Seria zamachów na Sri Lance, do których doszło w Wielkanoc, wstrząsnęła całym światem. W niedzielę doszło do kilku ataków jednocześnie, wybuchy nastąpiły w kościołach i hotelach. Bilans ofiar wzrósł już do 290 zabitych i ponad 500 rannych osób.
Wiele wskazuje na to, że za zamachy na Sri Lance odpowiada mało znana grupa „National Thowheed Jamath”. Jak poinformował lankijski rząd, to grupa dżihadystów, o której do tej pory nie było słychać zbyt wiele.
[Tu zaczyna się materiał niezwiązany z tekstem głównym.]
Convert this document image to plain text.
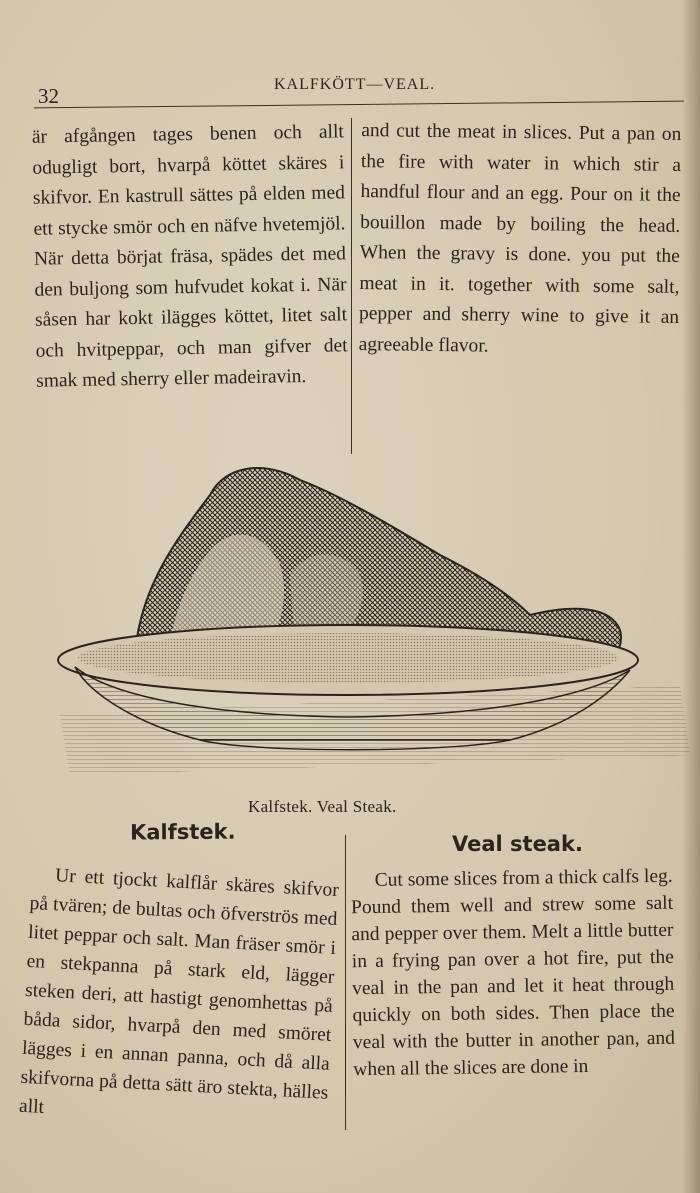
32	KALFKÖTT—VEAL.

är afgången tages benen och allt odugligt bort, hvarpå köttet skäres i skifvor. En kastrull sättes på elden med ett stycke smör och en näfve hvetemjöl. När detta börjat fräsa, spädes det med den buljong som hufvudet kokat i. När såsen har kokt ilägges köttet, litet salt och hvitpeppar, och man gifver det smak med sherry eller madeiravin.

and cut the meat in slices. Put a pan on the fire with water in which stir a handful flour and an egg. Pour on it the bouillon made by boiling the head. When the gravy is done. you put the meat in it. together with some salt, pepper and sherry wine to give it an agreeable flavor.

Kalfstek. Veal Steak.
Kalfstek.	Veal steak.

Ur ett tjockt kalflår skäres skifvor på tvären; de bultas och öfverströs med litet peppar och salt. Man fräser smör i en stekpanna på stark eld, lägger steken deri, att hastigt genomhettas på båda sidor, hvarpå den med smöret lägges i en annan panna, och då alla skifvorna på detta sätt äro stekta, hälles allt

Cut some slices from a thick calfs leg. Pound them well and strew some salt and pepper over them. Melt a little butter in a frying pan over a hot fire, put the veal in the pan and let it heat through quickly on both sides. Then place the veal with the butter in another pan, and when all the slices are done in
Oficjalnie jednak ani ona ani żadna inna grupa nie przyznała się do przeprowadzenia ataku.
Wiadomo już, że zamachy przeprowadziło siedmiu zamachowców-samobójców. W związku z tragedią zatrzymane zostały 24 osoby, jednak do publicznej wiadomości nie podano żadnych szczegółowych informacji na temat ich tożsamości.
Kolejna eksplozja na Sri Lance
W poniedziałek na Sri Lance doszło do kolejnej eksplozji. Jak informuje BBC, w pobliżu kościoła św. Antoniego w stolicy kraju, Kolombo, eksplodował pojazd. Wiadomo, że saperzy rozbrajali w tym miejscu bombę.
Na razie nie ma żadnych informacji czy w wyniku wybuchu ktoś został ranny.